Modeling Steam Game Prices for Indie Developers

Overview

This project focuses on estimating baseline prices for Steam games, helping indie and small development teams make informed pricing decisions. Without access to market research or publisher support, developers may struggle to price games fairly—too high can discourage buyers, while too low can undervalue their work.

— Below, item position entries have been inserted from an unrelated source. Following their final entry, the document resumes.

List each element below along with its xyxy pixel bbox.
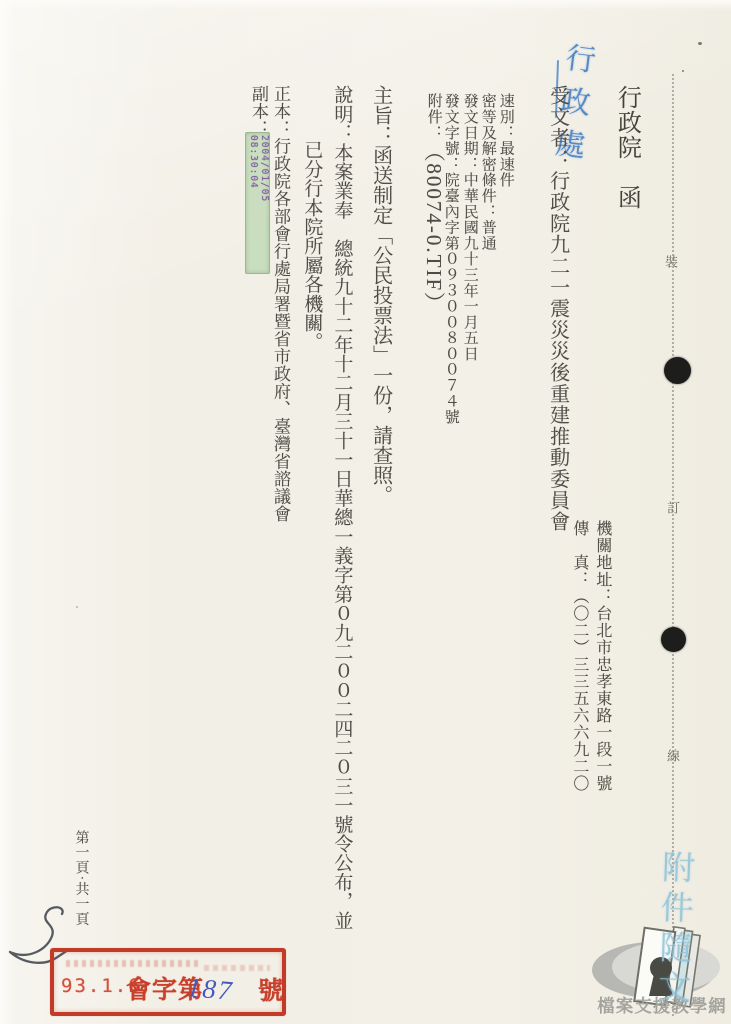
receipt-time: 08:30:04 — [248, 135, 259, 271]
page-number-info: 第一頁·共一頁 — [72, 830, 89, 927]
paper-edge-left — [0, 0, 14, 1024]
security-field: 密等及解密條件：普通 — [478, 93, 496, 251]
receipt-timestamp-stamp: 2004/01/05 08:30:04 — [245, 132, 270, 274]
recipient-line: 受文者：行政院九二一震災災後重建推動委員會 — [545, 85, 569, 532]
fax-line: 傳 真：（〇二）三三五六六九二〇 — [569, 520, 588, 792]
attachment-filename: （80074-0.TIF） — [422, 140, 446, 315]
binding-char-zhuang: 裝 — [661, 255, 680, 268]
explanation-line-2: 已分行本院所屬各機關。 — [300, 140, 322, 351]
cc-label: 副本： — [248, 85, 268, 138]
stamp-suffix: 號 — [258, 971, 283, 1007]
registration-stamp: 93.1.6 會字第 187 號 — [50, 948, 286, 1016]
attachment-field: 附件：（80074-0.TIF） — [421, 93, 446, 315]
binding-char-xian: 線 — [663, 749, 682, 762]
punch-hole-bottom-icon — [661, 627, 686, 652]
original-recipients-line: 正本：行政院各部會行處局署暨省市政府、臺灣省諮議會 — [270, 85, 290, 523]
speed-field: 速別：最速件 — [496, 93, 514, 188]
scan-speck — [682, 70, 684, 72]
receipt-timestamp-text: 2004/01/05 08:30:04 — [248, 135, 269, 271]
scan-speck — [698, 42, 702, 45]
subject-line: 主旨：函送制定「公民投票法」一份，請查照。 — [368, 85, 392, 505]
scan-speck — [76, 606, 78, 608]
document-title: 行政院 函 — [612, 85, 640, 210]
agency-address-line: 機關地址：台北市忠孝東路一段一號 — [592, 520, 611, 792]
stamp-handwritten-number: 187 — [186, 972, 235, 1007]
stamp-faint-text-left — [66, 960, 198, 967]
attachment-label: 附件： — [426, 93, 442, 140]
explanation-line-1: 說明：本案業奉 總統九十二年十二月三十一日華總一義字第０九二００二四二０三一號令… — [330, 85, 352, 930]
punch-hole-top-icon — [664, 357, 691, 384]
handwritten-note: 附件隨文 — [647, 849, 700, 1011]
receipt-date: 2004/01/05 — [259, 135, 270, 271]
paper-edge-top — [0, 0, 731, 10]
issue-date-field: 發文日期：中華民國九十三年一月五日 — [460, 93, 478, 362]
binding-char-ding: 訂 — [663, 501, 682, 514]
scanned-document-page: 裝 訂 線 行政院 函 行政處 受文者：行政院九二一震災災後重建推動委員會 機關… — [0, 0, 731, 1024]
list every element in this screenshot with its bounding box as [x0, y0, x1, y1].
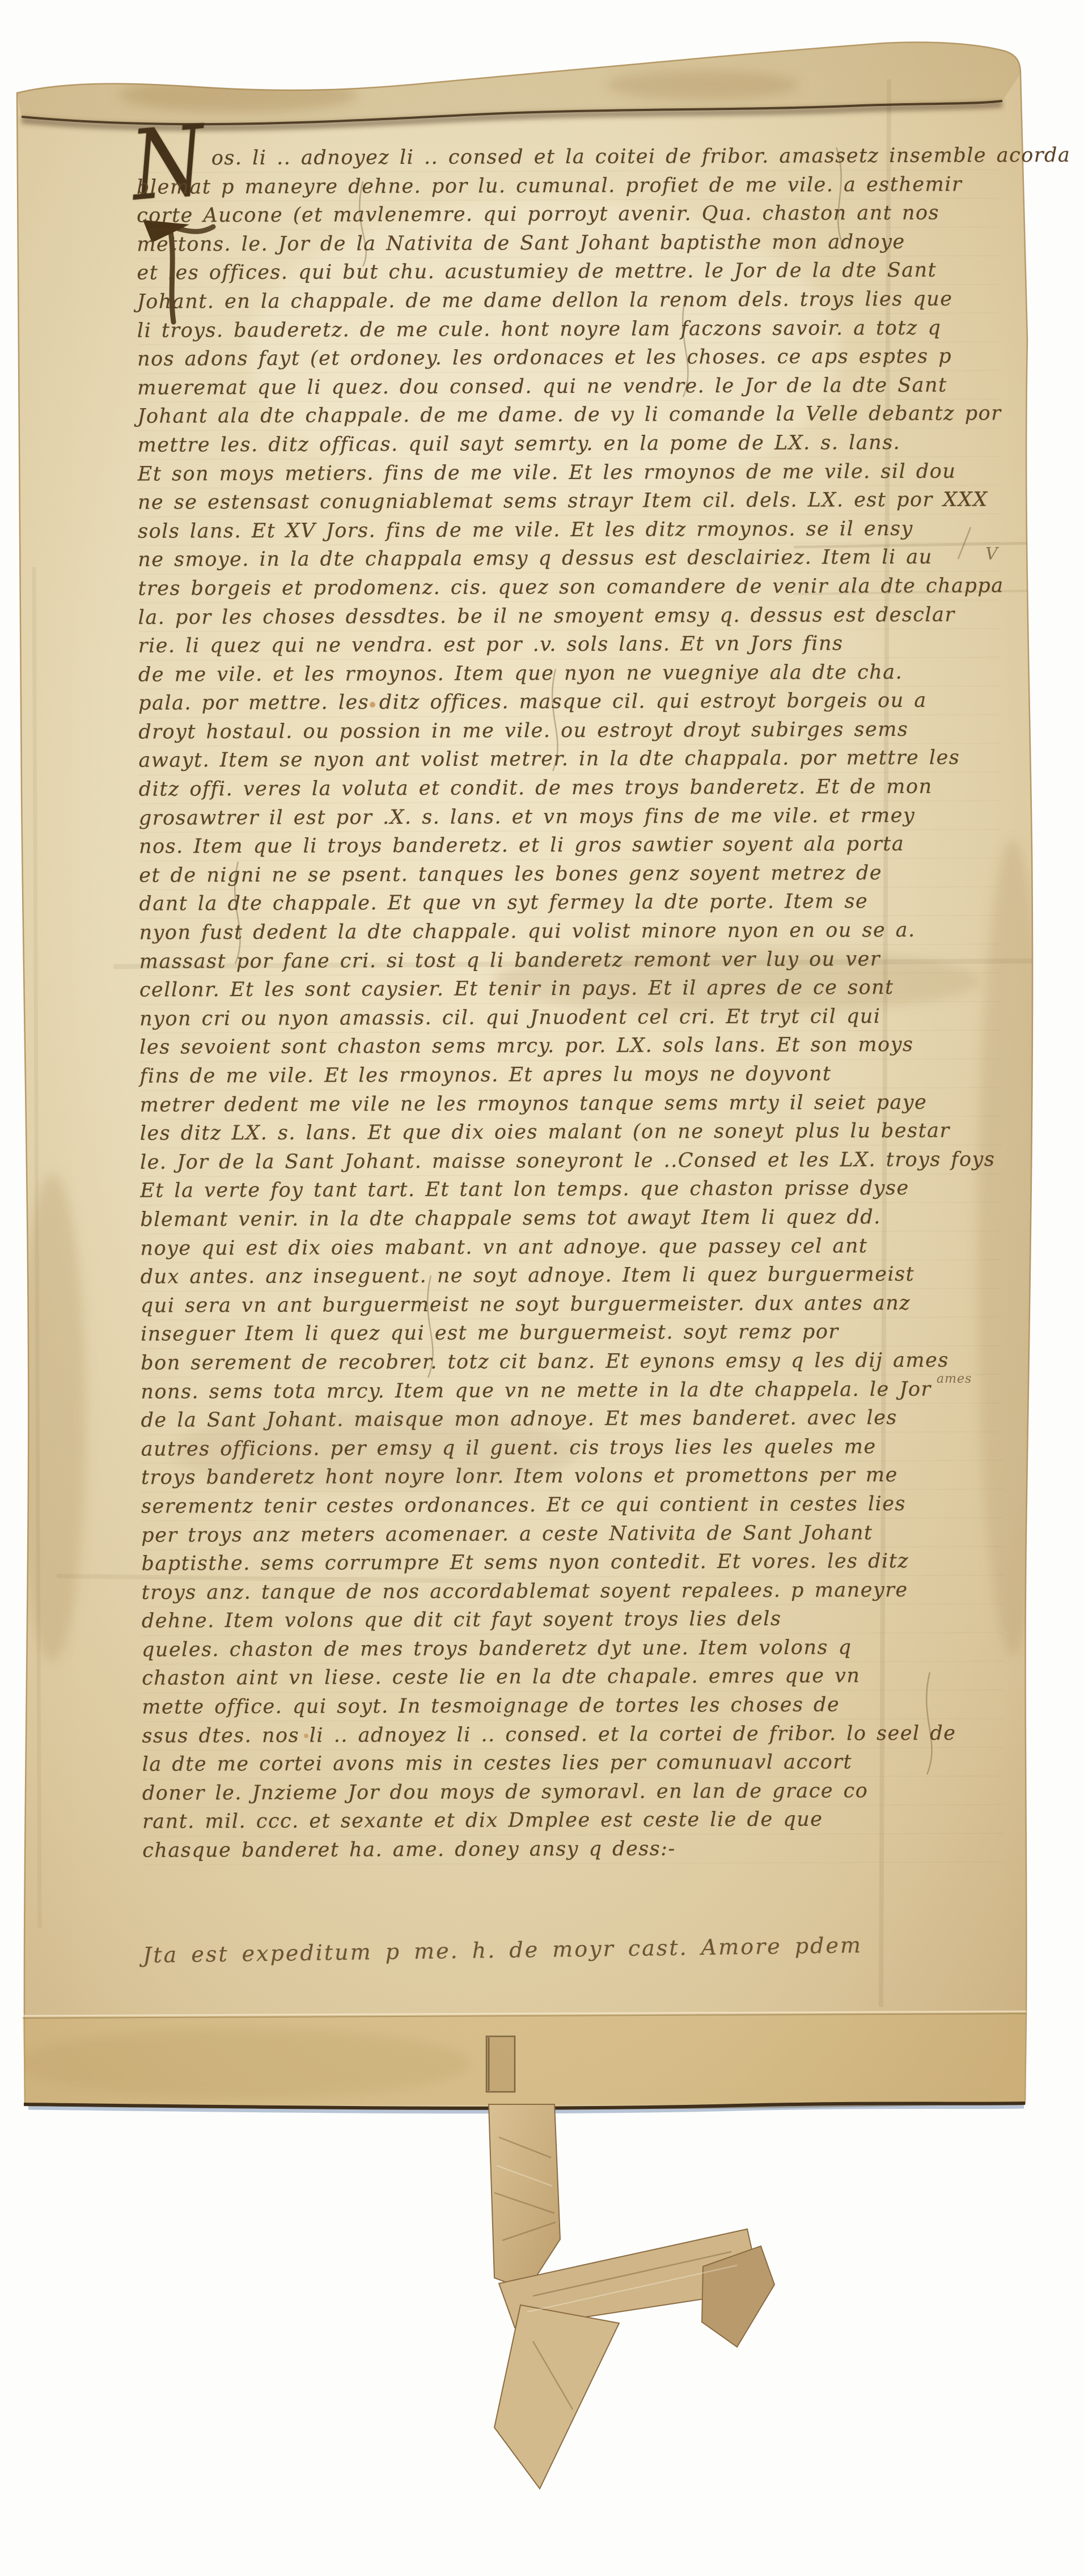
- manuscript-line: de me vile. et les rmoynos. Item que nyo…: [138, 658, 1000, 689]
- manuscript-line: chasque banderet ha. ame. doney ansy q d…: [142, 1833, 1004, 1865]
- manuscript-line: serementz tenir cestes ordonances. Et ce…: [141, 1489, 1003, 1521]
- manuscript-line: blemat p maneyre dehne. por lu. cumunal.…: [137, 170, 998, 202]
- manuscript-line: ssus dtes. nos li .. adnoyez li .. conse…: [142, 1719, 1003, 1751]
- manuscript-line: le. Jor de la Sant Johant. maisse soneyr…: [140, 1145, 1002, 1177]
- manuscript-line: et de nigni ne se psent. tanques les bon…: [139, 858, 1001, 890]
- manuscript-line: de la Sant Johant. maisque mon adnoye. E…: [141, 1403, 1002, 1435]
- manuscript-line: massast por fane cri. si tost q li bande…: [139, 944, 1001, 976]
- manuscript-line: droyt hostaul. ou possion in me vile. ou…: [138, 715, 1000, 747]
- manuscript-line: mette office. qui soyt. In tesmoignage d…: [142, 1690, 1003, 1722]
- manuscript-line: blemant venir. in la dte chappale sems t…: [140, 1202, 1002, 1234]
- manuscript-line: autres officions. per emsy q il guent. c…: [141, 1432, 1003, 1464]
- manuscript-line: rant. mil. ccc. et sexante et dix Dmplee…: [142, 1805, 1004, 1837]
- manuscript-line: noye qui est dix oies mabant. vn ant adn…: [140, 1231, 1002, 1263]
- manuscript-line: inseguer Item li quez qui est me burguer…: [141, 1317, 1002, 1349]
- manuscript-line: nyon fust dedent la dte chappale. qui vo…: [139, 916, 1001, 947]
- text-block: os. li .. adnoyez li .. consed et la coi…: [137, 141, 1005, 1865]
- manuscript-line: baptisthe. sems corrumpre Et sems nyon c…: [141, 1547, 1003, 1578]
- manuscript-line: ne smoye. in la dte chappala emsy q dess…: [138, 543, 1000, 575]
- manuscript-line: la. por les choses dessdtes. be il ne sm…: [138, 600, 1000, 632]
- manuscript-line: chaston aint vn liese. ceste lie en la d…: [142, 1662, 1003, 1693]
- manuscript-line: queles. chaston de mes troys banderetz d…: [142, 1633, 1003, 1664]
- manuscript-line: ne se estensast conugniablemat sems stra…: [138, 485, 1000, 517]
- manuscript-line: troys anz. tanque de nos accordablemat s…: [142, 1575, 1003, 1607]
- manuscript-line: Et la verte foy tant tart. Et tant lon t…: [140, 1174, 1002, 1206]
- manuscript-line: doner le. Jnzieme Jor dou moys de symora…: [142, 1776, 1004, 1808]
- manuscript-line: mueremat que li quez. dou consed. qui ne…: [137, 371, 999, 402]
- manuscript-line: et les offices. qui but chu. acustumiey …: [137, 256, 998, 288]
- manuscript-line: per troys anz meters acomenaer. a ceste …: [141, 1518, 1003, 1550]
- manuscript-line: awayt. Item se nyon ant volist metrer. i…: [138, 744, 1000, 776]
- manuscript-line: sols lans. Et XV Jors. fins de me vile. …: [138, 514, 1000, 546]
- manuscript-line: mettons. le. Jor de la Nativita de Sant …: [137, 227, 998, 259]
- manuscript-line: troys banderetz hont noyre lonr. Item vo…: [141, 1461, 1003, 1493]
- seal-slit: [486, 2036, 515, 2092]
- manuscript-line: qui sera vn ant burguermeist ne soyt bur…: [141, 1289, 1002, 1320]
- manuscript-line: dehne. Item volons que dit cit fayt soye…: [142, 1604, 1003, 1636]
- manuscript-line: os. li .. adnoyez li .. consed et la coi…: [137, 141, 998, 173]
- manuscript-line: bon serement de recobrer. totz cit banz.…: [141, 1346, 1002, 1378]
- manuscript-line: nyon cri ou nyon amassis. cil. qui Jnuod…: [139, 1002, 1001, 1033]
- manuscript-line: ditz offi. veres la voluta et condit. de…: [139, 772, 1001, 804]
- manuscript-line: rie. li quez qui ne vendra. est por .v. …: [138, 629, 1000, 660]
- manuscript-line: cellonr. Et les sont caysier. Et tenir i…: [139, 973, 1001, 1005]
- manuscript-line: mettre les. ditz officas. quil sayt semr…: [137, 428, 999, 460]
- manuscript-scan: N os. li .. adnoyez li .. consed et la c…: [0, 0, 1084, 2576]
- manuscript-line: corte Aucone (et mavlenemre. qui porroyt…: [137, 199, 998, 231]
- manuscript-line: Johant ala dte chappale. de me dame. de …: [137, 400, 999, 431]
- interlinear-note: ames: [937, 1372, 972, 1386]
- plica-fold: [23, 2011, 1026, 2105]
- manuscript-line: les ditz LX. s. lans. Et que dix oies ma…: [140, 1117, 1002, 1149]
- manuscript-line: la dte me cortei avons mis in cestes lie…: [142, 1748, 1004, 1780]
- manuscript-line: tres borgeis et prodomenz. cis. quez son…: [138, 571, 1000, 603]
- manuscript-line: dux antes. anz inseguent. ne soyt adnoye…: [141, 1260, 1002, 1292]
- manuscript-line: Johant. en la chappale. de me dame dello…: [137, 285, 999, 316]
- manuscript-line: metrer dedent me vile ne les rmoynos tan…: [140, 1088, 1002, 1120]
- manuscript-line: pala. por mettre. les ditz offices. masq…: [138, 687, 1000, 718]
- manuscript-line: grosawtrer il est por .X. s. lans. et vn…: [139, 801, 1001, 833]
- manuscript-line: dant la dte chappale. Et que vn syt ferm…: [139, 887, 1001, 919]
- manuscript-line: les sevoient sont chaston sems mrcy. por…: [139, 1031, 1001, 1062]
- manuscript-line: nons. sems tota mrcy. Item que vn ne met…: [141, 1375, 1002, 1406]
- manuscript-line: fins de me vile. Et les rmoynos. Et apre…: [139, 1059, 1001, 1091]
- margin-note: V: [985, 544, 998, 564]
- manuscript-line: li troys. bauderetz. de me cule. hont no…: [137, 313, 999, 345]
- manuscript-line: nos. Item que li troys banderetz. et li …: [139, 830, 1001, 862]
- seal-tag-ribbon: [489, 2104, 774, 2489]
- manuscript-line: nos adons fayt (et ordoney. les ordonace…: [137, 342, 999, 374]
- manuscript-line: Et son moys metiers. fins de me vile. Et…: [138, 457, 1000, 489]
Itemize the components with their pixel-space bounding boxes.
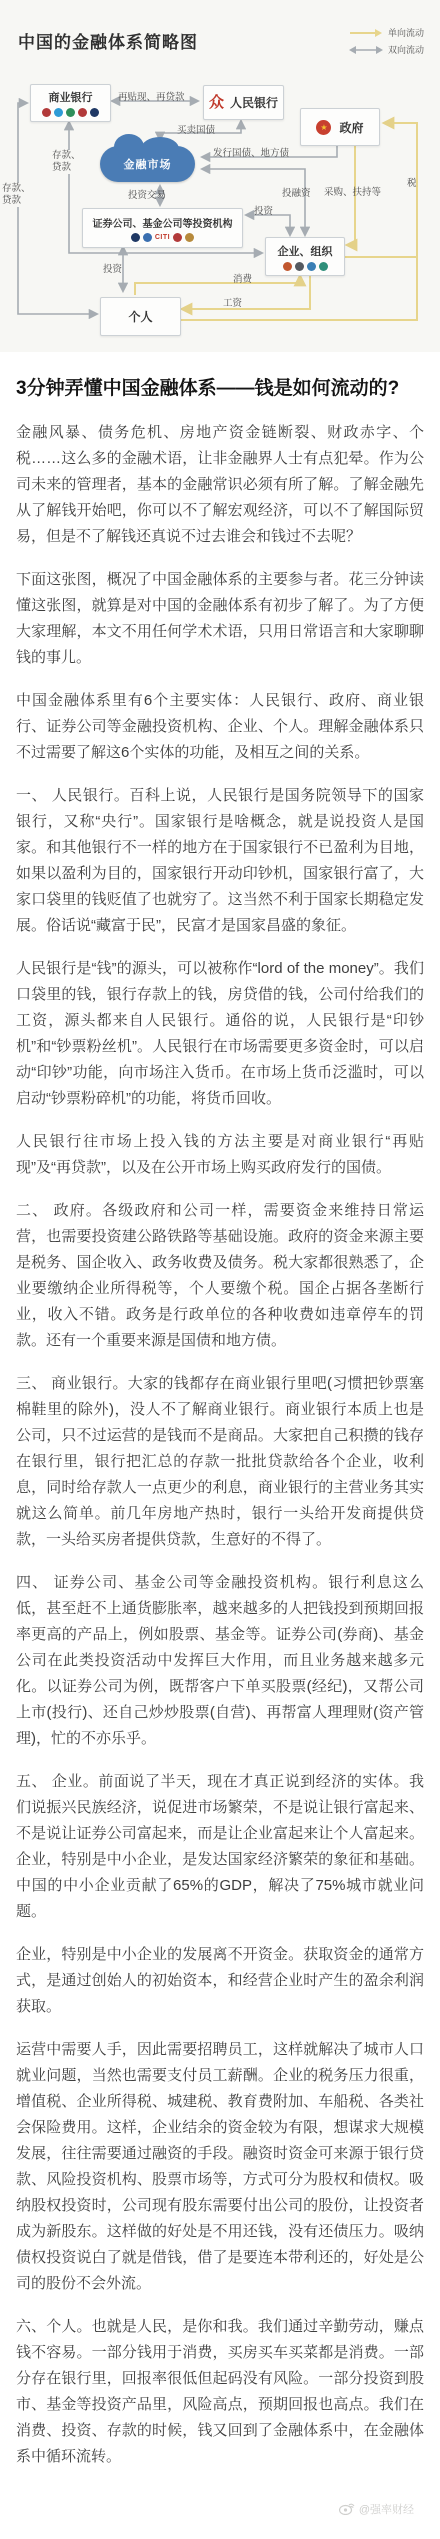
article-title: 3分钟弄懂中国金融体系——钱是如何流动的? (16, 376, 424, 402)
securities-logos: CITI (131, 233, 194, 242)
securities-logo-icon (131, 233, 140, 242)
flow-rediscount: 再贴现、再贷款 (118, 92, 185, 104)
flow-deposit-loan-person: 存款、 贷款 (2, 183, 31, 207)
securities-logo-icon (143, 233, 152, 242)
pboc-logo-icon: 众 (209, 95, 224, 110)
box-enterprise: 企业、组织 (265, 237, 345, 276)
box-government: ★ 政府 (300, 108, 380, 146)
paragraph: 金融风暴、债务危机、房地产资金链断裂、财政赤字、个税……这么多的金融术语，让非金… (16, 420, 424, 550)
article: 3分钟弄懂中国金融体系——钱是如何流动的? 金融风暴、债务危机、房地产资金链断裂… (0, 352, 440, 2539)
citi-logo: CITI (155, 234, 170, 241)
flow-invest-trade: 投资交易 (128, 190, 166, 202)
enterprise-logo-icon (295, 262, 304, 271)
securities-logo-icon (185, 233, 194, 242)
flow-buy-sell-bonds: 买卖国债 (177, 125, 215, 137)
paragraph: 四、 证券公司、基金公司等金融投资机构。银行利息这么低，甚至赶不上通货膨胀率，越… (16, 1570, 424, 1752)
paragraph: 一、 人民银行。百科上说，人民银行是国务院领导下的国家银行，又称“央行”。国家银… (16, 783, 424, 939)
flow-invest-to-securities: 投资 (254, 206, 273, 218)
flow-tax: 税 (407, 178, 417, 190)
box-pboc: 众 人民银行 (203, 85, 284, 120)
enterprise-logo-icon (319, 262, 328, 271)
enterprise-logo-icon (283, 262, 292, 271)
government-label: 政府 (339, 119, 363, 136)
financial-market-cloud: 金融市场 (100, 146, 195, 182)
securities-label: 证券公司、基金公司等投资机构 (93, 215, 233, 230)
bank-logo-icon (78, 108, 87, 117)
flow-issue-bonds: 发行国债、地方债 (213, 148, 289, 160)
national-emblem-icon: ★ (316, 120, 331, 135)
enterprise-label: 企业、组织 (278, 243, 333, 259)
emblem-star: ★ (320, 123, 327, 132)
financial-market-label: 金融市场 (124, 156, 172, 172)
bank-logo-icon (90, 108, 99, 117)
paragraph: 中国金融体系里有6个主要实体：人民银行、政府、商业银行、证券公司等金融投资机构、… (16, 688, 424, 766)
financial-system-diagram: 中国的金融体系简略图 单向流动 双向流动 (0, 0, 440, 352)
paragraph: 下面这张图，概况了中国金融体系的主要参与者。花三分钟读懂这张图，就算是对中国的金… (16, 567, 424, 671)
paragraph: 二、 政府。各级政府和公司一样，需要资金来维持日常运营，也需要投资建公路铁路等基… (16, 1198, 424, 1354)
flow-procurement: 采购、扶持等 (324, 187, 381, 199)
diagram-arrows (0, 0, 440, 352)
enterprise-logo-icon (307, 262, 316, 271)
bank-logo-icon (42, 108, 51, 117)
paragraph: 六、个人。也就是人民，是你和我。我们通过辛勤劳动，赚点钱不容易。一部分钱用于消费… (16, 2314, 424, 2470)
flow-deposit-loan-bank: 存款、 贷款 (52, 150, 81, 174)
page: 中国的金融体系简略图 单向流动 双向流动 (0, 0, 440, 2539)
watermark: @强率财经 (16, 2487, 424, 2529)
paragraph: 三、 商业银行。大家的钱都存在商业银行里吧(习惯把钞票塞棉鞋里的除外)，没人不了… (16, 1371, 424, 1553)
watermark-handle: @强率财经 (359, 2501, 414, 2517)
box-securities: 证券公司、基金公司等投资机构 CITI (82, 208, 243, 248)
paragraph: 运营中需要人手，因此需要招聘员工，这样就解决了城市人口就业问题，当然也需要支付员… (16, 2037, 424, 2297)
bank-logo-icon (66, 108, 75, 117)
paragraph: 企业，特别是中小企业的发展离不开资金。获取资金的通常方式，是通过创始人的初始资本… (16, 1942, 424, 2020)
individual-label: 个人 (128, 308, 152, 325)
paragraph: 人民银行往市场上投入钱的方法主要是对商业银行“再贴现”及“再贷款”，以及在公开市… (16, 1129, 424, 1181)
box-individual: 个人 (100, 297, 181, 336)
pboc-label: 人民银行 (230, 94, 278, 111)
bank-logo-icon (54, 108, 63, 117)
enterprise-logos (283, 262, 328, 271)
securities-logo-icon (173, 233, 182, 242)
flow-consumption: 消费 (233, 274, 252, 286)
paragraph: 五、 企业。前面说了半天，现在才真正说到经济的实体。我们说振兴民族经济，说促进市… (16, 1769, 424, 1925)
flow-invest-by-person: 投资 (103, 264, 122, 276)
flow-wage: 工资 (223, 298, 242, 310)
paragraph: 人民银行是“钱”的源头，可以被称作“lord of the money”。我们口… (16, 956, 424, 1112)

The goal of this project was to build predictive regression models that use game characteristics (genres, categories, release timing) and, optionally, publisher context to provide baseline pricing guidance for developers.

Dataset

Source: Kaggle – Steam Games Dataset (2021–2025)
Size: ~65,000 games
Features:
- appid → Unique game ID
- name → Game title
- release_date → Release date
- price → Listed price in USD
- genres → Game genres (multi-label)
- categories → Game features (e.g., single-player, controller support)
- developer → Game developer
- publisher → Game publisher
- recommendations → Number of user recommendations

Target Variable

price → Continuous numeric variable representing the game’s price

Data Cleaning & Preparation

Removed outliers (games priced above $70)
Filled missing genre, category, and publisher information
Converted multi-label genres and categories to binary features using one-hot encoding
Created numeric features: number of genres, number of categories, release month, and season
Grouped rare publishers under “Other” to reduce sparsity
Used sparse matrices to efficiently handle high-dimensional categorical features

Exploratory Data Analysis (EDA)

Key insights:

Certain genres (e.g., Action, RPG) tend to have higher prices
Free-to-play titles are present but relatively rare
User recommendations loosely correlate with price
Release month and season show minor effects on pricing trends

Visualizations included:

Price distributions by genre and category
Scatterplots of price vs. recommendations
Heatmaps of genre and category co-occurrence
Boxplots comparing pricing by publisher

Modeling Approach

Models: Ridge Regression, Random Forest, Gradient Boosting, LightGBM

Two scenarios were evaluated:

No-Publisher Model – simulates self-published or first-time developers; uses only game attributes (genres, categories, release features).
Publisher-Aware Model – simulates games released through established publishers; incorporates publisher, release year, and recommendation counts in addition to game attributes.

Evaluation Metrics:

Mean Absolute Error (MAE)
Root Mean Squared Error (RMSE)
R² Score
Mean Absolute Percentage Error (MAPE)

Results

No-Publisher Model

Model	MAE ($)	RMSE ($)	R²	MAPE (%)
Ridge Regression	4.37	6.86	0.254	152.3
Random Forest	3.83	6.40	0.350	108.7
Gradient Boosting	4.03	6.54	0.323	124.7
LightGBM	3.88	6.36	0.359	114.3

Publisher-Aware Model

Model	MAE ($)	RMSE ($)	R²	MAPE (%)
Ridge Regression	4.49	7.01	0.222	159.9
Random Forest	3.64	6.02	0.425	110.2
Gradient Boosting	3.75	6.05	0.421	120.9
LightGBM	3.66	6.07	0.415	111.3

Key takeaway:

Tree-based models (Random Forest, LightGBM) outperform linear regression in both scenarios.
Publisher and recommendation data significantly improve predictive performance.
No-Publisher models provide a conservative, realistic baseline for indie developers with limited information.

Technologies Used

JupyterLab
LightGBM
Matplotlib
NumPy
Pandas
Python
Scikit-learn
Seaborn

Future Improvements

Incorporate time-series pricing and sales data
Develop genre-specific pricing models
Recommend price ranges instead of single price points
Evaluate model explainability (feature importance, SHAP)

Why This Project Matters

This project demonstrates applied machine learning for business decision-making in the gaming industry. It highlights how structured historical data can inform fair pricing, particularly for independent developers, while emphasizing ethical use of predictive models to avoid pressuring developers toward market averages.